XVIII. AVAILABILITY OF EQUITABLE REMEDIES
     Consultant understands and agrees that any breach or evasions of any of the terms of this Agreement will result in immediate and irreparable injury to VAII and will entitle VAII to all legal and equitable remedies including, without limitation, injunction or specific performance.
XIX. GOVERNING LAW
     This Agreement and the performance hereunder shall be governed by and construed in accordance with the laws of the State of Texas that shall be the exclusive applicable law.
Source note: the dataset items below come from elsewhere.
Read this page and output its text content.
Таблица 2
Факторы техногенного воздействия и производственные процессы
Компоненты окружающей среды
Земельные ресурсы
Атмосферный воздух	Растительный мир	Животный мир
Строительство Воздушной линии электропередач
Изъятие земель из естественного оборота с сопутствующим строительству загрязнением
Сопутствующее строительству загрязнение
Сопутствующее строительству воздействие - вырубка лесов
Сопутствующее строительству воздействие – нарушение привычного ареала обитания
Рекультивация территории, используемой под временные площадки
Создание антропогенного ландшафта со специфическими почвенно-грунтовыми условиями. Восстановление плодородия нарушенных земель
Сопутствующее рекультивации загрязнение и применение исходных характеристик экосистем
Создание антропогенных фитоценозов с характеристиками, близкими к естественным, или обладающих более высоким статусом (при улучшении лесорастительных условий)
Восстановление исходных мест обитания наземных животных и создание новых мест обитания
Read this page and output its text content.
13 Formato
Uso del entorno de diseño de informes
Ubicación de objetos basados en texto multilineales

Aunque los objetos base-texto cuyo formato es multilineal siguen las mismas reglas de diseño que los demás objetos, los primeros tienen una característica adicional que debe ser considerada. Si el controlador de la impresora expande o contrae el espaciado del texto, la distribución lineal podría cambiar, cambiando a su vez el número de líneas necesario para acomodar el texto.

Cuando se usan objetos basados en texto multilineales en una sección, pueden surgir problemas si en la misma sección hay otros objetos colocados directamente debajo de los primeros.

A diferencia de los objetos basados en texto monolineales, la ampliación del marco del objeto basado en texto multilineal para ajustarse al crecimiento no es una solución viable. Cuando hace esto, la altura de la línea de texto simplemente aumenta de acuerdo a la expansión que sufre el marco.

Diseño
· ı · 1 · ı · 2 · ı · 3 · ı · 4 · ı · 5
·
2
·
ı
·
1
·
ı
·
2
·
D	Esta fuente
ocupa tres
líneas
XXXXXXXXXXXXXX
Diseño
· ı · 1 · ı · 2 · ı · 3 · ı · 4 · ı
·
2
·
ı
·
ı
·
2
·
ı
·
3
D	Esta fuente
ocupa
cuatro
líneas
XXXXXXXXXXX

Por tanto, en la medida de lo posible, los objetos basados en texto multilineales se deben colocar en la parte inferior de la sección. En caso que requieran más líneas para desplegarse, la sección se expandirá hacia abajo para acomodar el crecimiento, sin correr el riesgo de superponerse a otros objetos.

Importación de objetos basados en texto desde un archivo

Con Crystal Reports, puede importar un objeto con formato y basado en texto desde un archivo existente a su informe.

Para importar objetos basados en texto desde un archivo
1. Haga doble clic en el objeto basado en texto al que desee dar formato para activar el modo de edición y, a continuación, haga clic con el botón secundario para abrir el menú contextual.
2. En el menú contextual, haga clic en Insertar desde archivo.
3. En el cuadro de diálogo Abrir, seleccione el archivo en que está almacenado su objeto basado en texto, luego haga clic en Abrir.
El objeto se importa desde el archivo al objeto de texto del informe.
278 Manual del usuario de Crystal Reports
Consultant shall submit to the jurisdiction of the courts within the State

 


 

of Texas for any claim, demand or suit that may arise in connection with this Agreement and Consultant specifically waives any objection or defense to venue and jurisdiction.
XX. NOTICE
     Any notice to be given hereunder shall be in writing, mailed by certified or registered mail with return receipt requested addressed to the Company:
Vought Aircraft Industries, Inc.
9314 West Jefferson Blvd.
Dallas, Texas 75211
Attention: W. Bruce White, Jr., M/S 49R-09
or to Consultant:
Tom Risley
2600 Twelve Oaks Lane
Colleyville, Texas 76034
or to such other address as may have been furnished at the date of mailing either by VAII or Consultant in writing.
XXI. COMPLETE AGREEMENT
     This Agreement constitutes the entire agreement of the parties with respect to the engagement of Consultant by VAII and supersedes any and all other agreements between the parties. The parties stipulate and agree that neither of them has made any representation with respect to this Agreement except that such representations are specifically set forth herein. The parties acknowledge that any other payments or representations that may have been made are of no effect and that neither party has relied on such payments or representations in connection with this Agreement or the performance of services contemplated herein.

 


 

IN WITNESS WHEREOF, the parties hereto have caused this Agreement to be entered into and executed as set forth below.
             
    VOUGHT AIRCRAFT INDUSTRIES, INC.    
 
           
 
  BY:   /s/ W. Bruce White, Jr.    
 
           
 
      W. Bruce White, Jr.    
 
      Vice President and General Counsel    
             
Accepted on Behalf of:
Tom Risley
   
 
           
Signature:   /s/ Tom Risley    
 
           
 
           
Date:
      January 31, 2006     
         

 


 

Attachment A
Statement of Work for Consultant Tom Risley
I. Specific Tasks To Be Performed
Consultant will perform specific assignments at the specific direction of the CEO. Consultant will report directly to the CEO and will interface with other Company Officials as directed by the CEO.
II. Deliverables
To be determined based upon the nature of the assignment.
III. Where Work Will Be Performed
As directed by Chief Executive Officer.